The Human Touch: Stretchable Electronic Skin Can "Feel"
The flexibility and sensitivity of a human hand’s skin is one of the many factors that uniquely distinguishes it from even a highly functional robotic gripper, regardless of its human-like articulation and dexterity. Any comparable sensing material must cover a wide area, and be flexible, stretchable, and waterproof—a very difficult set of somewhat conflicting objectives. A viable artificial version would be beneficial as a skin-like covering for prosthetics, as well as for developing flexible electronic products with unique form factor, functionality, and packaging.
Now there’s progress toward skin-like material with sensing capability. After over two decades of focused effort, a large, multidisciplinary team based at Stanford University, led by chemical engineer Zhenan Bao, has developed a “skin” using an array of thousands of transistors—and recently demonstrated its flexibility and ruggedness.
Their paper “Skin electronics from scalable fabrication of an intrinsically stretchable transistor array” published in Nature, plus the detailed Supplementary Information packet, provides details on the concept, design, fabrication, and performance. (The project is supported by Samsung Electronics, the National Science Foundation Graduate Research Fellowship Program, and NETEP and MOTIE of the Republic of Korea.)
1. Shown are key aspects of the use of the intrinsically stretchable transistor array as a core platform for functional skin electronics. (Source: Stanford University)
The sensing skin is based on intrinsically stretchable polymer materials, a relatively new technology. The team developed a transistor matrix with an unprecedented device density for this class of materials of 347 transistors per square centimeter (note the order-of-magnitudes difference between this density figure and even an early-generation IC). The team produced square devices that are about two inches (5 cm) on a side and contain more than 6,000 individual signal-processing devices acting like synthetic nerve endings, all fully encapsulated in a waterproof protective layer (Fig. 1).
Key to the advance is a production process using multiple layers of specialized, highly advanced polymers—some provide elasticity and some act as electrical insulators, while others provide the intricately patterned electronic mesh. The multistep production process includes use of an inkjet printer, which paints some layers on the built-up configuration. The “skin” includes an active-transistor matrix for the sensory array, as well as analog and digital circuit elements.
The overall process is comparable in overall complexity (although very different otherwise) to a conventional IC from chemical, material, and production-sequence perspectives, and obviously has much-larger feature size. Bao says that her achievement is not only in the concept and prototype, but also an effective series of steps to mass-produce this class of flexible, stretchable electronics.
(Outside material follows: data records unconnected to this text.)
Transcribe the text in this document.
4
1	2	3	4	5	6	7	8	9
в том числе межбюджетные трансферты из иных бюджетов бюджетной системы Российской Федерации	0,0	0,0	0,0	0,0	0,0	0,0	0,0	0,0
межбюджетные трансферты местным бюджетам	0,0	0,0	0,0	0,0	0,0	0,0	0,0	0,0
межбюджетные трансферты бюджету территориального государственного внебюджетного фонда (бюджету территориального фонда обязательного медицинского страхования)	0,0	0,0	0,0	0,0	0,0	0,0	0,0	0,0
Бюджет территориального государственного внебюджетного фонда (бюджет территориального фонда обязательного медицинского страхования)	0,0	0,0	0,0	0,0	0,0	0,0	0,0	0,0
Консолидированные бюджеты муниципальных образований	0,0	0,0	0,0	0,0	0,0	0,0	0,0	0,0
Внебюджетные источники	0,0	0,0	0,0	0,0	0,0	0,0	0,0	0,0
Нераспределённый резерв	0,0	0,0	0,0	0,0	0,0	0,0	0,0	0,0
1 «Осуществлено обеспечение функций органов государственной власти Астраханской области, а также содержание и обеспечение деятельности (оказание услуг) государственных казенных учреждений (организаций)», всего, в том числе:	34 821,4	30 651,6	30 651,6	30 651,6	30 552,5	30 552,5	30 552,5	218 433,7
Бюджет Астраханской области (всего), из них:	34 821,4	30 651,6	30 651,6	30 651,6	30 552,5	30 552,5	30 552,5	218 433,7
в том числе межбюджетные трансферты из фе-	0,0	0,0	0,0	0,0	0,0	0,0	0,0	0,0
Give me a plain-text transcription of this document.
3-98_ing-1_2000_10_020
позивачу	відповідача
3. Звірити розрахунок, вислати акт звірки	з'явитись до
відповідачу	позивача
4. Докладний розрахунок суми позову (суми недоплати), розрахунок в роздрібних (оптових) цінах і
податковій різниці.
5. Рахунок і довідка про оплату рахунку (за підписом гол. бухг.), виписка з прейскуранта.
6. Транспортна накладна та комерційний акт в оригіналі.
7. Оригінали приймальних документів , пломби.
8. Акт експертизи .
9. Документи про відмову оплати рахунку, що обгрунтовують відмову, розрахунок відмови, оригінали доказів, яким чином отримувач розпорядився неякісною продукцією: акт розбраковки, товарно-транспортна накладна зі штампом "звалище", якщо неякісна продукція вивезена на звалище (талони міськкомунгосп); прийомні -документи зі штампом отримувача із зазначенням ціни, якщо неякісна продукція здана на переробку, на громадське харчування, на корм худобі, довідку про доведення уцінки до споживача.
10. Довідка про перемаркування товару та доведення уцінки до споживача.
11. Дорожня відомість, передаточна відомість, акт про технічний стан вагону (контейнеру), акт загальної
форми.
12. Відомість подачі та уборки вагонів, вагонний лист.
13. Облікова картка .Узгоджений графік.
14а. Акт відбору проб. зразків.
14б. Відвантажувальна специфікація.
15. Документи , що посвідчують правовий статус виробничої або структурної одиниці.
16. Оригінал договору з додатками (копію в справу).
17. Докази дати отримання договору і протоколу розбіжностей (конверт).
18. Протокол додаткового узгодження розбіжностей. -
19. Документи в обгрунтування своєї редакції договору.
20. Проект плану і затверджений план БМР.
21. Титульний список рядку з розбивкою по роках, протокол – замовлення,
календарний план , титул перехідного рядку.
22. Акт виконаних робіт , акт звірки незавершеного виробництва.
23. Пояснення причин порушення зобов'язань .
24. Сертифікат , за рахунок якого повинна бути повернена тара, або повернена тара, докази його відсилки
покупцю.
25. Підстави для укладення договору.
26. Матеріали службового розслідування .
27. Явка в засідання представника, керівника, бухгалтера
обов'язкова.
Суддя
The electronic skin is much more than just flexible—it’s also highly stretchable, which is alien to the experience and even thinking of most engineers. It can be stretched to twice its natural size (100% strain) and when returned to its initial size, it retains its ability to conduct electricity yet not show cracks, delamination, or wrinkles. A test sample was stretched over 100 times without significant damage and was even attached to a human hand as a “second skin” without impairment.
2. Frequency responses of the amplifier at strains of 0%, 50% and 100% from dc to about 100 Hz shows modest flatness. (Source: Stanford University)
The average charge-carrier mobility of the resulting transistors was comparable to that of amorphous silicon, varying only slightly (within an order of magnitude) under conditions of 100% strain/1000 cycles, and showed no current/voltage hysteresis. Amplifier gain was also fairly stable from dc to 100 Hz (yes—that’s 100 Hz, and adequate for the application) at strains of 0, 50, and 100% (Fig. 2).
As with most demonstration research prototypes, going from the lab to production is often as large a challenge as the initial R&D effort itself (think of all those promising battery chemistries which could not be commercialized due to production issues). Bao says her process is compatible with mass-production requirements.
She added that the long-range goal of her research is to enable manufacturing of sheets of polymer-based electronics embedded with a broad variety of sensors that could become flexible, multipurpose circuits and work with a person’s existing nervous system. The result would be similar to the complex sensory network and surface-protection aspects of human skin.